Although it may seem inevitable, gaining weight during and following menopause may not be totally beyond your control. As women, we all know how much putting on extra pounds lessens our self-esteem and self-image, but there are health concerns regarding extra weight as well. Although nearly 90% of all women will experience at least some degree of weight gain during menopause, as well as that dreaded "spare tire" around the middle, women who educate themselves about the symptoms of menopause are more likely to avoid gaining excessive amounts of weight.

The Basics of Menopausal Weight Gain

While "typical" weight gain can cause an increase in body mass anywhere on the body, menopausal weight gain will generally cause increased amounts of fat around the mid-section, and the typical weight gain for women between 45 and 55 is 12 to 15 pounds. For many women, seeing the shape of their bodies slowly lose the typical "hour-glass" shape and take on a rounder shape can be very disheartening, to say the least. The symptoms of menopausal weight gain will include difficulty maintaining your usual weight, an increase in breast size, a steady weight gain, slower metabolism, a change in body shape, fat accumulation around the abdomen and an increase in body fat percentage.

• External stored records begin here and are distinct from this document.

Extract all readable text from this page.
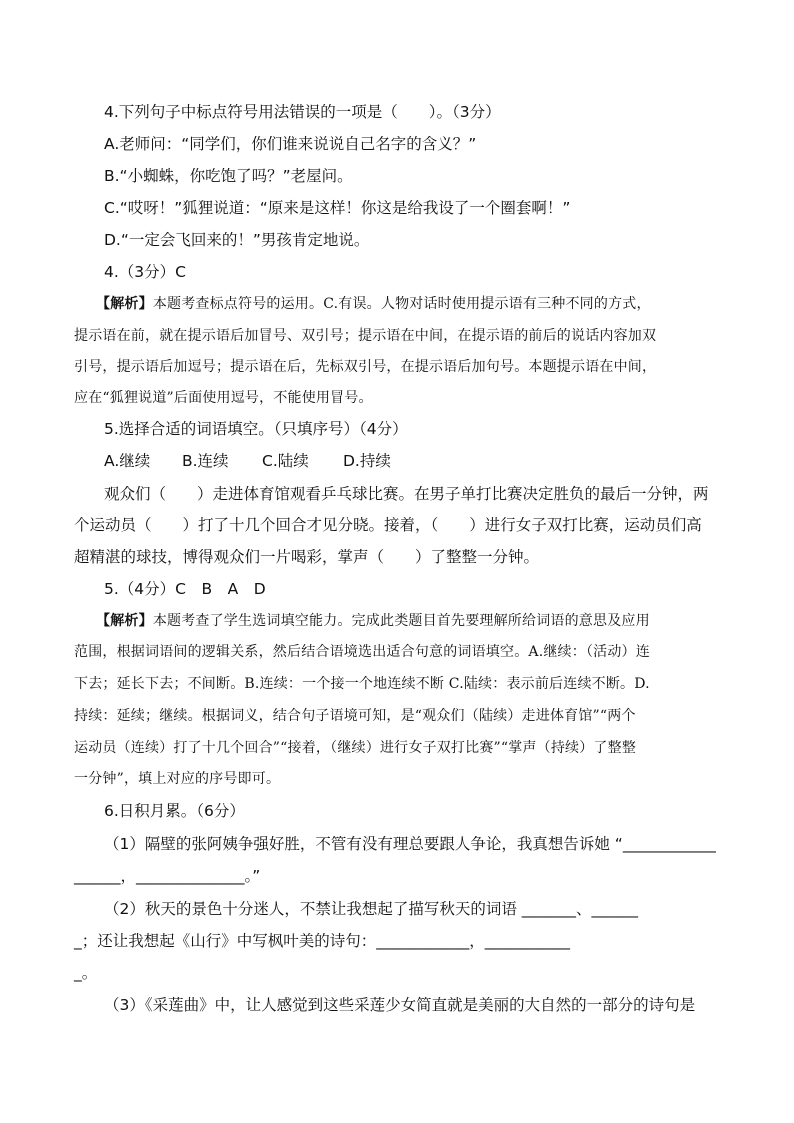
4.下列句子中标点符号用法错误的一项是（　　）。（3分）
A.老师问：“同学们，你们谁来说说自己名字的含义？”
B.“小蜘蛛，你吃饱了吗？”老屋问。
C.“哎呀！”狐狸说道：“原来是这样！你这是给我设了一个圈套啊！”
D.“一定会飞回来的！”男孩肯定地说。
4.（3分）C
【解析】本题考查标点符号的运用。C.有误。人物对话时使用提示语有三种不同的方式，
提示语在前，就在提示语后加冒号、双引号；提示语在中间，在提示语的前后的说话内容加双
引号，提示语后加逗号；提示语在后，先标双引号，在提示语后加句号。本题提示语在中间，
应在“狐狸说道”后面使用逗号，不能使用冒号。
5.选择合适的词语填空。（只填序号）（4分）
A.继续 B.连续 C.陆续 D.持续
观众们（　　）走进体育馆观看乒乓球比赛。在男子单打比赛决定胜负的最后一分钟，两
个运动员（　　）打了十几个回合才见分晓。接着，（　　）进行女子双打比赛，运动员们高
超精湛的球技，博得观众们一片喝彩，掌声（　　）了整整一分钟。
5.（4分）C　B　A　D
【解析】本题考查了学生选词填空能力。完成此类题目首先要理解所给词语的意思及应用
范围，根据词语间的逻辑关系，然后结合语境选出适合句意的词语填空。A.继续：（活动）连
下去；延长下去；不间断。B.连续：一个接一个地连续不断 C.陆续：表示前后连续不断。D.
持续：延续；继续。根据词义，结合句子语境可知，是“观众们（陆续）走进体育馆”“两个
运动员（连续）打了十几个回合”“接着，（继续）进行女子双打比赛”“掌声（持续）了整整
一分钟”，填上对应的序号即可。
6.日积月累。（6分）
（1）隔壁的张阿姨争强好胜，不管有没有理总要跟人争论，我真想告诉她 “____________
______，______________。”
（2）秋天的景色十分迷人，不禁让我想起了描写秋天的词语 _______、______
_；还让我想起《山行》中写枫叶美的诗句：____________，___________
_。
（3）《采莲曲》中，让人感觉到这些采莲少女简直就是美丽的大自然的一部分的诗句是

Risks of Menopausal Weight Gain

While no one enjoys looking in the mirror and seeing a softer, plumper body, weight gain can lead to serious health conditions which go beyond looks. Several diseases and health conditions can occur as a result of your body being burdened with extra menopausal pounds, including heart disease, stroke, high blood pressure, breast cancer, high cholesterol, kidney disease, sleep apnea and insulin resistance. In fact, women who gain in excess of 20 pounds after menopause increase their breast cancer risk by nearly 20%, while those who lose 20 pounds following menopause reduce their breast cancer risk by as much as 23%.

Causes of Weight Gain

With each progressing year, metabolism slows; add to this mix a woman's fluctuating hormones prior to menopause, and you have a sure recipe for weight gain As women, our hormones have very complex functions, including weight control. As our ovaries produce less estrogen during and after menopause, our bodies attempt to find estrogen in other places, and because fat cells produce estrogen, our bodies must work harder to convert calories into fat in order to keep estrogen levels where they want to be. The problem lies in the fact that fat cells don't burn calories in the same way muscle cells do, leading to weight gain. A decreased level of progesterone causes water retention and bloating, while an increase of androgen at the onset of menopause sends new weight gain straight to the middle. Testosterone levels drop, and since testosterone is responsible for helping our body create lean muscle mass out of consumed calories, this drop leads to a further metabolism slow down. In short, the drop in estrogen and progesterone increase a woman's appetite and cause her to eat up to 67% more; this increase in appetite coupled with a slower metabolism leads to weight gain.

Treatment for Weight Gain

Although there are no quick fixes for menopausal weight gain, lifestyle changes are the first place to begin. Because your metabolic rate decreases 5% per decade, you need approximately 200 fewer calories per day to maintain your weight, therefore you will need to decrease your calorie intake as well as increase your activity levels to keep your weight down. Alternative herbal supplements which are associated with bringing about a natural hormonal balance may help control menopausal weight gain, but essentially, you can only combat the natural weight gain of menopause with decreased calorie input and increased calorie expenditures.